Monday, September 15, 2014

At Second Glance - The Boundaries We Need


A second look at this past week's message from Shoal Creek's Student Ministries...

This past Sunday at Shoal Creek, we asked the question, "Why do we need boundaries?" We tried to answer it by saying that without boundaries, we will run into things that will hurt us. And I think that for the most part, as kind of a general rule, we agree with that. There are good reasons behind the planning and setting of rules and boundaries that I must observe when I get in my car and onto the highway. Mainly, that my life and the lives of others be preserved through my (and hopefully) their adherence to the boundaries MDOT sets before us.

So as a general rule, when we can connect the dots between prescribed boundaries and our safety, we find it easy to live in concordance with rules and boundaries. The problem, the rub, comes when we doubt that a certain boundary is indeed "for our own good." When aiming this conversation at the spiritual, we are really asking deep in our hearts, "Is God good? Is God for me, or against me, or at least unconcerned with me at all?"

To get right to it, this whole argument comes down to TRUST. We are either people who trust God (and therefore are more readily compliant with the boundaries He sets), or we are people who struggle to trust in a God (and are therefore less readily compliant to what He may be asking).

To grow in trust with God, we must pursue God as a community while going through the trials and doubts that we face daily. Community, being together with others seeking the same goal (in this case, the goal being to grow closer to God), is vital to personal growth. It is so extremely tantamount to real, personal connection with God that we share with other humans the humanly struggles we face. Otherwise, what we regularly fall into, and what we may be facing even now, is extreme distrust that God really does care about me and what the best for me.

I promise you, the God of the Christian Bible DOES love you and want what's best for you--even if other external or internal forces are trying to convince you otherwise! However, I will never be able to share my story with you, my understanding of God's unconditional love that exists deeper than any adversity, if I never get a chance to talk with you and know what makes it hard for you to trust God.
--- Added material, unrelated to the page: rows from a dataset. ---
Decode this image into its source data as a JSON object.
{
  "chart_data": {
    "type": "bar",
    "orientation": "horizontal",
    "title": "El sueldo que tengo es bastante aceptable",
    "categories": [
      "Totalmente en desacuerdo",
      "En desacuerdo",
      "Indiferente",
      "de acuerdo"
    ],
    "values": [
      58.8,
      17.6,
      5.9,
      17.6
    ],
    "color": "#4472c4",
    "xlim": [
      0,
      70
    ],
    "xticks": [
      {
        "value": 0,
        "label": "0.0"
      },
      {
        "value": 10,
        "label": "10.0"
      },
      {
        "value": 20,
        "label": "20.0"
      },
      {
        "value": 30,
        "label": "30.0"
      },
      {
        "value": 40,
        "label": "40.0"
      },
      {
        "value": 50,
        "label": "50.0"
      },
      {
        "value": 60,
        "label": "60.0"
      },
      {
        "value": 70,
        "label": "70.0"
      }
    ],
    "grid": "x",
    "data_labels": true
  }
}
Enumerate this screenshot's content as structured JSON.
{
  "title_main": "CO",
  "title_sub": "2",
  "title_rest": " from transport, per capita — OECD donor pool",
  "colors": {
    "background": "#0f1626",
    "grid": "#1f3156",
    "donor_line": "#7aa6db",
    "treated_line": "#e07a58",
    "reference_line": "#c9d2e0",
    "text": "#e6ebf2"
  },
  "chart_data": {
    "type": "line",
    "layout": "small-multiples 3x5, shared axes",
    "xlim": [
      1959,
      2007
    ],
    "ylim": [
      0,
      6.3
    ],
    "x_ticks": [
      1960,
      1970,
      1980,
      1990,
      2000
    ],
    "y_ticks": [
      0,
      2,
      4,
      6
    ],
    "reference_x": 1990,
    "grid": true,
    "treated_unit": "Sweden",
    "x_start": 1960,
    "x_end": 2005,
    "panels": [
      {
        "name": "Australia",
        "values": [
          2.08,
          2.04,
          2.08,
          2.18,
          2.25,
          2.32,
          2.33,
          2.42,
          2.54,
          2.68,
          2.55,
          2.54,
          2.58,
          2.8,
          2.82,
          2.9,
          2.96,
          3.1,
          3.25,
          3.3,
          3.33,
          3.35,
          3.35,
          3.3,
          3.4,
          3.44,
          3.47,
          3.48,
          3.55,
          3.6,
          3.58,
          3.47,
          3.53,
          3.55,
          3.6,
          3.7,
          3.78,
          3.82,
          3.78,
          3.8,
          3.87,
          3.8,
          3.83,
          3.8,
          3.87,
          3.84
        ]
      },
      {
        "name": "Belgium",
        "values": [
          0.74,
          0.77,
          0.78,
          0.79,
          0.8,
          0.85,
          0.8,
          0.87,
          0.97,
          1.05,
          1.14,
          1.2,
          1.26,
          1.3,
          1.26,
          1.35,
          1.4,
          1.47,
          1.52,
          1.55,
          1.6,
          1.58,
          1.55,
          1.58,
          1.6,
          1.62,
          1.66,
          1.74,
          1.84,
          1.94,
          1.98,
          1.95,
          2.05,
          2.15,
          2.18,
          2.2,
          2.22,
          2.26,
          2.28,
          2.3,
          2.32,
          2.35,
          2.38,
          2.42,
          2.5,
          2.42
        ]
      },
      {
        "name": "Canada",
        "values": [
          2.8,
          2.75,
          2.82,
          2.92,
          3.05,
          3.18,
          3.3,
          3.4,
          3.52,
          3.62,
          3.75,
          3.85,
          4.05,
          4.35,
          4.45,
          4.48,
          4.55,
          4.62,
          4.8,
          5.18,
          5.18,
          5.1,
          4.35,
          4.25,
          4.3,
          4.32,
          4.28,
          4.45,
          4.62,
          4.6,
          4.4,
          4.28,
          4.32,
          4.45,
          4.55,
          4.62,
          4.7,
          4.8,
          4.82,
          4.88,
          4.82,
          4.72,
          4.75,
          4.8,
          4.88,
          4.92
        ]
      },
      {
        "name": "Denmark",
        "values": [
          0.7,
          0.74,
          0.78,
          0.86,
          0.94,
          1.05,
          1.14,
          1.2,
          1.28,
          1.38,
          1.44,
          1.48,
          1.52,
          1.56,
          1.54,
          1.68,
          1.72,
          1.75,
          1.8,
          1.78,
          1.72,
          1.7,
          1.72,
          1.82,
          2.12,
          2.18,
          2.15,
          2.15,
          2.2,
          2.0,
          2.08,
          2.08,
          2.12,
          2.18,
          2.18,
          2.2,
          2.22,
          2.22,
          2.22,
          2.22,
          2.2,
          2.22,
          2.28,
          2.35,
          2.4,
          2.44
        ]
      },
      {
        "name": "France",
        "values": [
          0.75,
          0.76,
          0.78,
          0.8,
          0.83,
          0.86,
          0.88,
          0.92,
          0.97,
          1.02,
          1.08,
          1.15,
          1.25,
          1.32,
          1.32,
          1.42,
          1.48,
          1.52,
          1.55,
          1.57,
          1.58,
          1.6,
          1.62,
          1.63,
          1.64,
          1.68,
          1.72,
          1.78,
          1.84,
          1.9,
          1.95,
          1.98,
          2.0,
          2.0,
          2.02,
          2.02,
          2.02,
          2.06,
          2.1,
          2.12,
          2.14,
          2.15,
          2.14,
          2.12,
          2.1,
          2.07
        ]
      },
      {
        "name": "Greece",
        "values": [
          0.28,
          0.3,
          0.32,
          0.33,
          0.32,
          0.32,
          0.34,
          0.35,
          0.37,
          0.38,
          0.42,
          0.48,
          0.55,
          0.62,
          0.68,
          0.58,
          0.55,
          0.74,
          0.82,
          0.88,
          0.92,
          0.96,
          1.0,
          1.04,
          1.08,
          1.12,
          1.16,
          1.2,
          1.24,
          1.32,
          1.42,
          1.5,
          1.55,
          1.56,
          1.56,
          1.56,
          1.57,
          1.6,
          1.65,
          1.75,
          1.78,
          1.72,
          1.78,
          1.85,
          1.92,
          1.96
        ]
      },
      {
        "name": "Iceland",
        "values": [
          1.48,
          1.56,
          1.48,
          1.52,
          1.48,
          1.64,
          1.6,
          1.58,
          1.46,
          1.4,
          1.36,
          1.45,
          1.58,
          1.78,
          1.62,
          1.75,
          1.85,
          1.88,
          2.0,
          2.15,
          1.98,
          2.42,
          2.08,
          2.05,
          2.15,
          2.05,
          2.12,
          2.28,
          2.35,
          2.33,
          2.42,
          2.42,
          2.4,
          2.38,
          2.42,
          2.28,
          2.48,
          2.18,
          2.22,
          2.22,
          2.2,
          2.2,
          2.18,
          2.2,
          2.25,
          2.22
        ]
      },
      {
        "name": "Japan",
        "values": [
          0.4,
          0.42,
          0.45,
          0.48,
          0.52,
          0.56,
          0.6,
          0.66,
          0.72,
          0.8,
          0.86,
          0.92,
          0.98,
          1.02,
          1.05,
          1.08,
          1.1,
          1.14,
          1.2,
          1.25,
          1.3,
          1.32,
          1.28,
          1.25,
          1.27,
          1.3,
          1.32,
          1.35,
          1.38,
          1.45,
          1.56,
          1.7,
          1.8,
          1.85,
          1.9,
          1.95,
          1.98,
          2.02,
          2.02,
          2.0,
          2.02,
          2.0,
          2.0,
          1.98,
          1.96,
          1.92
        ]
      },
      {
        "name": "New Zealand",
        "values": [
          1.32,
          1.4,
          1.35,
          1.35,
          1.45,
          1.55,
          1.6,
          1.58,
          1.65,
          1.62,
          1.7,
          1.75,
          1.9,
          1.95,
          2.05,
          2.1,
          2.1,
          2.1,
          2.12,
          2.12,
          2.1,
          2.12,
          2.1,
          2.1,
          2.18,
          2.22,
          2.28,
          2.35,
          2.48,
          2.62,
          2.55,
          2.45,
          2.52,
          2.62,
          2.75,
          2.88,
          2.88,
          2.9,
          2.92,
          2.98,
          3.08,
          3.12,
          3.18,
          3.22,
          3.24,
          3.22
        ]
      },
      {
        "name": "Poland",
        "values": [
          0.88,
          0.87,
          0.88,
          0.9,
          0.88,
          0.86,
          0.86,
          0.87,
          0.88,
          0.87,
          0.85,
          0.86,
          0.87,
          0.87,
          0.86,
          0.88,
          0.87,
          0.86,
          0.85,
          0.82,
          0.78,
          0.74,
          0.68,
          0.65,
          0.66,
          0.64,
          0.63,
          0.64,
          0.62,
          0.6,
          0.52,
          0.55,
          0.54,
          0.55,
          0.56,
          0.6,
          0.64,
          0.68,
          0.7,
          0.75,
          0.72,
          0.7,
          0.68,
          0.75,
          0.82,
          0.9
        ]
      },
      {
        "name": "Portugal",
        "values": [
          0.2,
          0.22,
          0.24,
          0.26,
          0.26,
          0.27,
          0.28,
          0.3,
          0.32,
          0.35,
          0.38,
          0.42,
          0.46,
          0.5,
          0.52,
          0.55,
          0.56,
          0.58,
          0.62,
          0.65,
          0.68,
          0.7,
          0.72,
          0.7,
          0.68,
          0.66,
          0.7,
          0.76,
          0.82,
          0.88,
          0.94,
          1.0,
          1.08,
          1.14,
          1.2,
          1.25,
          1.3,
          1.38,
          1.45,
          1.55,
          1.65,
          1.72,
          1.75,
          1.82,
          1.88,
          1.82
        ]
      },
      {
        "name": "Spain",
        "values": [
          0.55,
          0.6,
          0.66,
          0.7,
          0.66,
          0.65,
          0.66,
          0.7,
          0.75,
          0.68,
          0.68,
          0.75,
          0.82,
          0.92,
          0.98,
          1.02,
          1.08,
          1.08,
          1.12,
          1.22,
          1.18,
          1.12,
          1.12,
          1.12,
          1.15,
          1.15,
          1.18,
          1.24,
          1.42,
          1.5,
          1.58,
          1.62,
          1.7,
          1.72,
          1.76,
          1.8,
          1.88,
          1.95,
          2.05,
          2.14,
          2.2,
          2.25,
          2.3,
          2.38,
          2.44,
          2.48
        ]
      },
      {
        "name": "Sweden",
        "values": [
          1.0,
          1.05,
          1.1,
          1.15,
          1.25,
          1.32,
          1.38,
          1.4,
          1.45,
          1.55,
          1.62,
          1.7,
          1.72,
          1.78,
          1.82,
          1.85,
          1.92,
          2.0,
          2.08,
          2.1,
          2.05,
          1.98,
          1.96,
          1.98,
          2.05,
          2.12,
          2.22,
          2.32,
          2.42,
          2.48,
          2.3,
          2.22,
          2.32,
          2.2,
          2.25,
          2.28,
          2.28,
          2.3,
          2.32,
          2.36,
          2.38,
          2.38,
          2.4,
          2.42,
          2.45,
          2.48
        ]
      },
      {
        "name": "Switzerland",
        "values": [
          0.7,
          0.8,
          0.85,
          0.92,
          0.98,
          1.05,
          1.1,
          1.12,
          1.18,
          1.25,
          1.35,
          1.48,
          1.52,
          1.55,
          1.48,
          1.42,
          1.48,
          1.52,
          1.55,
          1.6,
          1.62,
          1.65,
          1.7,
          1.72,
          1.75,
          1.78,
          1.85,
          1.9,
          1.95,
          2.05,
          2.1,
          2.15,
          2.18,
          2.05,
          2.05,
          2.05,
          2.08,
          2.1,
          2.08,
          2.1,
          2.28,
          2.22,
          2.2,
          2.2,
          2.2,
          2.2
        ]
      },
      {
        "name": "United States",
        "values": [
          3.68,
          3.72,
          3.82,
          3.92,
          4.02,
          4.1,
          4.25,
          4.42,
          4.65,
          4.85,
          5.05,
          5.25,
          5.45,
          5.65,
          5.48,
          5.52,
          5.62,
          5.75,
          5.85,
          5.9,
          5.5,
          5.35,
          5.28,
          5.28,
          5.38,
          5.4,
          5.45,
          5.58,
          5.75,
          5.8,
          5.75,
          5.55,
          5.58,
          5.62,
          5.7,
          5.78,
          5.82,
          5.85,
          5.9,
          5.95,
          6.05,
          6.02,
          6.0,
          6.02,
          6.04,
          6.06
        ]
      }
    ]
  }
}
If we want to grow closer to God, we MUST talk about what keeps us from trusting Him. Otherwise, if we're not communally working on trusting Him, we'll turn our backs on Him whenever He suggests we follow a certain course of action, or make a certain decision, that might be counterintuitive to what we're feeling or thinking in the moment.

I think I'm seeing just how deep "self-preservation" runs in my soul. How, when push comes to shove, I want to preserve or elevate my way of life (thinking/feeling) above your way of life. Inside me resides an "I want what I want, and you better not get in the way of me getting what I want!" type of core. 

But I'm also learning that when I elevate my desires to being more important to me than anything else, I end up hurting myself and the people I care about. The only healthy way forward, I think, is to learn to live by God's will, God's design, God's desires for my life.

That means that the most important thing I can do in any day that I take breath is to work on trying to trust God more, which might mean me needing to talk with others about the obstacles that are keeping me from being able to do so.